Friday, July 29, 2005

 

A Lot More Bottom

I'll put up a pile of sand and start carving. As the sculpture becomes more hollow, sand falls from my tools and builds up around the base. If the piece is really singing I'll forget about everything else, just carving madly away, and terminating the spaces where the ground is. Later on, I'll finally realize that I'm not at the bottom.

Life is rather like driving across Texas: lots of identical miles. What's the point in continuing the trip? Nothing changes, the route is cast in concrete, it all looks the same.

God seems to think there is a point in going on but I still haven't learned what it is. I hold his hand because he's the only hope I have of ever looking forward to living.
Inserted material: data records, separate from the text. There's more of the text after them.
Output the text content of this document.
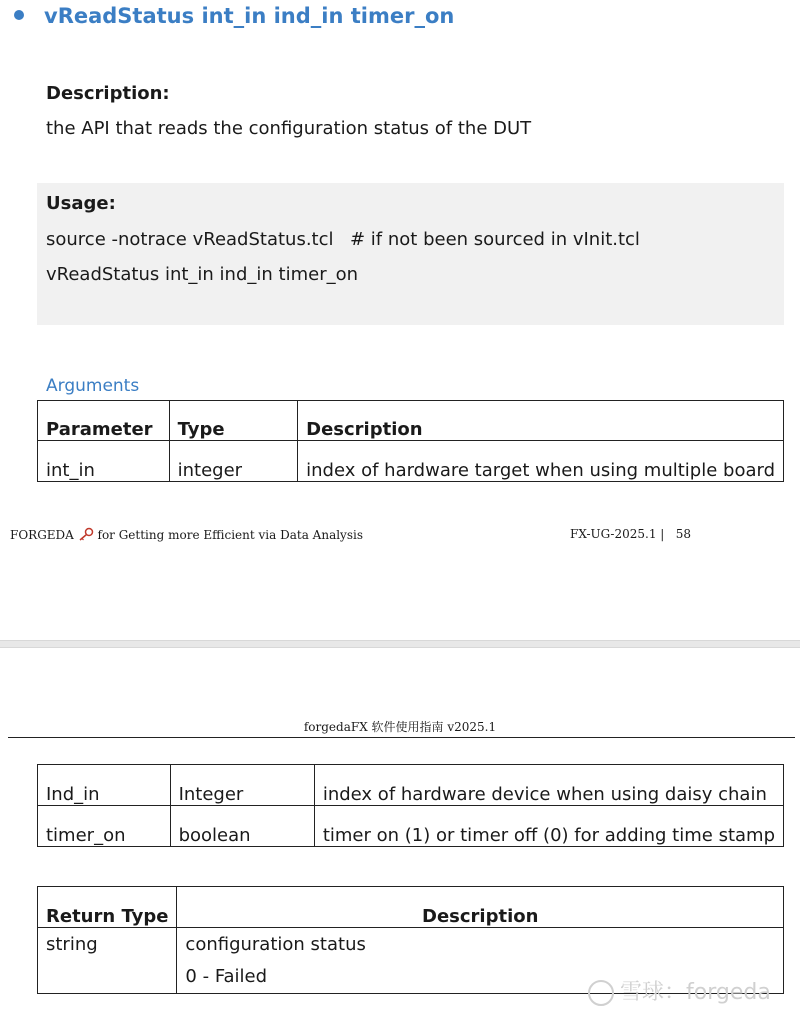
vReadStatus int_in ind_in timer_on
Description:
the API that reads the configuration status of the DUT
Usage:
source -notrace vReadStatus.tcl # if not been sourced in vInit.tcl
vReadStatus int_in ind_in timer_on
Arguments
Parameter	Type	Description
int_in	integer	index of hardware target when using multiple board
FORGEDA for Getting more Efficient via Data Analysis	FX-UG-2025.1 | 58
forgedaFX 软件使用指南 v2025.1
Ind_in	Integer	index of hardware device when using daisy chain
timer_on	boolean	timer on (1) or timer off (0) for adding time stamp
Return Type	Description
string	configuration status
0 - Failed
雪球：forgeda
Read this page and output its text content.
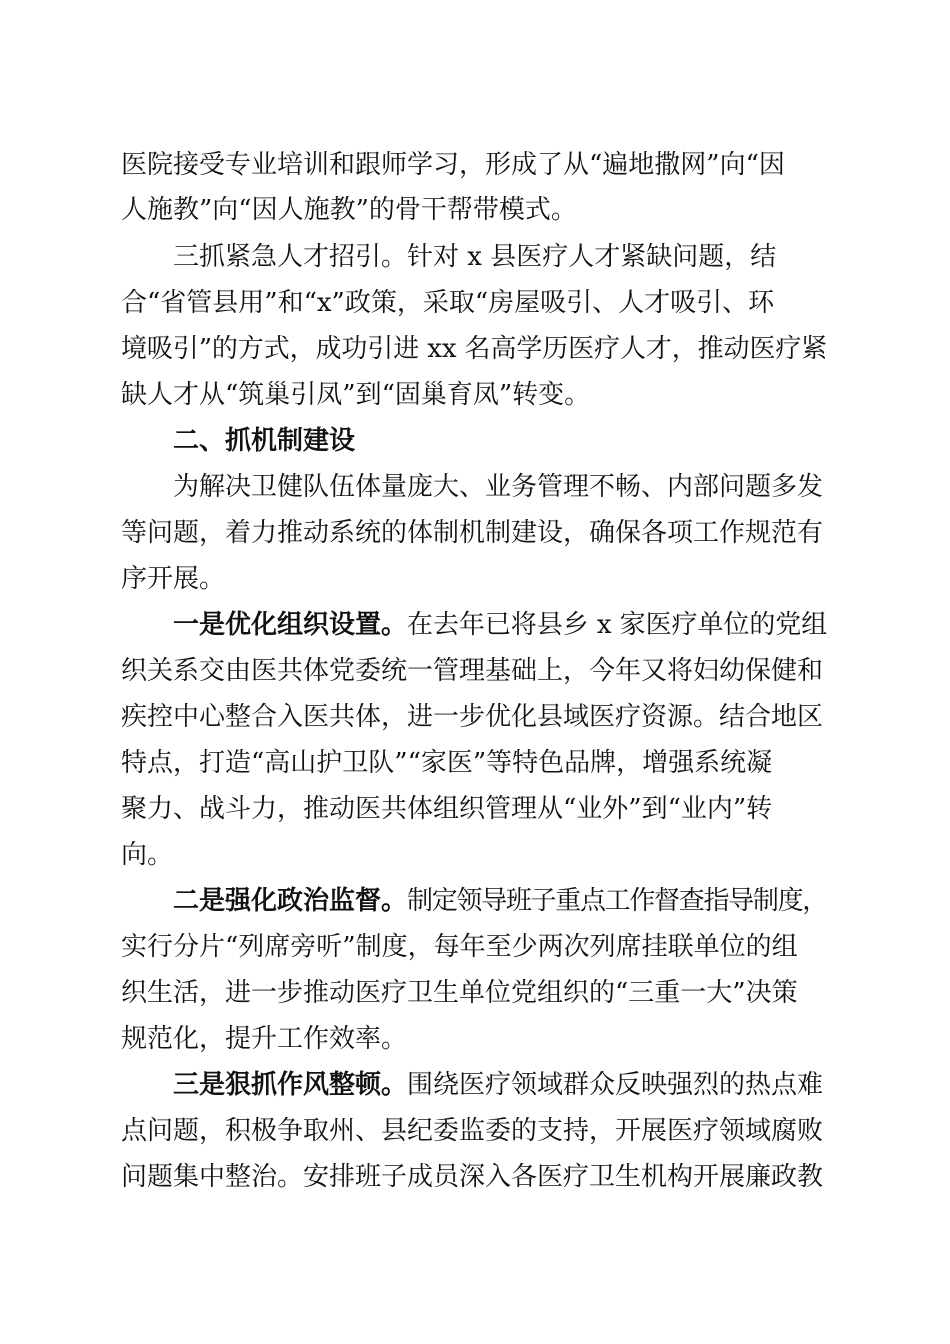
医院接受专业培训和跟师学习，形成了从“遍地撒网”向“因
人施教”向“因人施教”的骨干帮带模式。
三抓紧急人才招引。针对 x 县医疗人才紧缺问题，结
合“省管县用”和“x”政策，采取“房屋吸引、人才吸引、环
境吸引”的方式，成功引进 xx 名高学历医疗人才，推动医疗紧
缺人才从“筑巢引凤”到“固巢育凤”转变。
二、抓机制建设
为解决卫健队伍体量庞大、业务管理不畅、内部问题多发
等问题，着力推动系统的体制机制建设，确保各项工作规范有
序开展。
一是优化组织设置。 在去年已将县乡 x 家医疗单位的党组
织关系交由医共体党委统一管理基础上，今年又将妇幼保健和
疾控中心整合入医共体，进一步优化县域医疗资源。结合地区
特点，打造“高山护卫队”“家医”等特色品牌，增强系统凝
聚力、战斗力，推动医共体组织管理从“业外”到“业内”转
向。
二是强化政治监督。 制定领导班子重点工作督查指导制度，
实行分片“列席旁听”制度，每年至少两次列席挂联单位的组
织生活，进一步推动医疗卫生单位党组织的“三重一大”决策
规范化，提升工作效率。
三是狠抓作风整顿。 围绕医疗领域群众反映强烈的热点难
点问题，积极争取州、县纪委监委的支持，开展医疗领域腐败
问题集中整治。安排班子成员深入各医疗卫生机构开展廉政教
The first bricks go on the bottom. It just turns out that there's a whole lot more bottom in this life than I thought. If you want a good top, you need a good bottom, and that seems to be what God is concentrating on in my life: finding the bottom. It feels a lot like free-fall to me, digging for the bottom, trying to find it inside that pile of waste sand.

It seems that God wants me to know the reason for going on with this long, hot drive. I've just been holding his hand and staring off into dreamland while rolling along on a journey of no real goal other than following Jesus. I don't know. Maybe that's good enough, but I get hints every now and then that God wants me to have a dream.
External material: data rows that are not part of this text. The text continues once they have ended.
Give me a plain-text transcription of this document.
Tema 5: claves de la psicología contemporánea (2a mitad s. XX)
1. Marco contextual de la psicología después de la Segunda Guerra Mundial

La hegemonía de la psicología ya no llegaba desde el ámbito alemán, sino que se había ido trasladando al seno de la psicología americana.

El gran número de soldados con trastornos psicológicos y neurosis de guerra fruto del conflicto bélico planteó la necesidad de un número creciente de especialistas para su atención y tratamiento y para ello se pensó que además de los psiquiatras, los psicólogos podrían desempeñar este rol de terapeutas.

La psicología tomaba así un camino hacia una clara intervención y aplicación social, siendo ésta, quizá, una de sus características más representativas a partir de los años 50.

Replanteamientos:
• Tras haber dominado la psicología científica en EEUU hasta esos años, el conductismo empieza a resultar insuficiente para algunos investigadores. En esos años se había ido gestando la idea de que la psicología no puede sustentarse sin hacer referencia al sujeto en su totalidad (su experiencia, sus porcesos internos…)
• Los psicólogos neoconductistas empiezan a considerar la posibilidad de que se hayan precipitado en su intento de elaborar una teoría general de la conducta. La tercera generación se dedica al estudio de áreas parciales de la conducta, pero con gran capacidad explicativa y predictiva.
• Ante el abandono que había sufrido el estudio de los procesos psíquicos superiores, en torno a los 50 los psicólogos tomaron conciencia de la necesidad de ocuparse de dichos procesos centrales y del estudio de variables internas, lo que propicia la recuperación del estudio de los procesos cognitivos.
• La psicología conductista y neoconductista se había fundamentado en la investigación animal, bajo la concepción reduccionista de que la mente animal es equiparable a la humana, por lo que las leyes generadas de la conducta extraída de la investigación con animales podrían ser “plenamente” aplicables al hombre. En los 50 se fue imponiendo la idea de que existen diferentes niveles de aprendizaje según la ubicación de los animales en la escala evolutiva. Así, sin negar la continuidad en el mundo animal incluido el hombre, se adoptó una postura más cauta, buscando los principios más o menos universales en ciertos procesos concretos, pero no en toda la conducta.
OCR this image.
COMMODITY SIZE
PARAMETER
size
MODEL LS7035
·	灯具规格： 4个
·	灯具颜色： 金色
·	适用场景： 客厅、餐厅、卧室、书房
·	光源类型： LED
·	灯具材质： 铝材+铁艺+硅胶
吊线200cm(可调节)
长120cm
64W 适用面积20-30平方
Dreams? Forget it. Too expensive. As soon as one gets started, something comes along to knock it down. Go day-by-day, and when the tide comes in only one day's work disappears.

The chances of actually accomplishing a dream are slight. Not quite zero, but near, at least from my point of view. I'm thoroughly jaundiced. Cynical. Some people dream and do great things. Some people dream and get shot or crucified.

And dreams require some fight. You can't just roll over as I've learned to do.

It's interesting that I'm getting noticed more than used to be the case. I used to slip through life. If a conflict, or even a potential conflict, came up I'd duck and sidestep to keep my heart rate down. Conflict leaves unpleasant memories. Yesterday on the bus, though, I got on and wanted to talk to the driver so I sat in one of the front seats, next to an obvious hard case who was taking a seat and half of the next. Normally I'd have just gone looking for another seat. I sat down this time, and he started telling me what he was going to do to me if I touched him one more time. I told him to move and went back to talking with the driver. The other passenger continued to remonstrate and I ignored him.

Another seat became available and he moved. He continued to curse me and grumble. When another passenger sat next to me he started to tell her all the things that were wrong with me. So, I turned to him, told him I'd been vilified by guys lots better at it than he, and then I laughed in his face. I was just pretty well sick of the whole thing.

After I got off the bus I wondered where all of that came from. Granted, I'm angry about some things, and frustrated, but why stand up? What would Jesus have done? Something much different, I'm sure.

I think it has to do with finding the bottom and building new things on it. It takes time to learn how to live. I've been dead for so long that returning life is confusing, and takes odd forms. It actually felt pretty good to call that guy's bluff and send him packing. Rude people shouldn't be allowed to run the world. I'm sick of them.

Jesus loves them. I haven't gotten that far yet.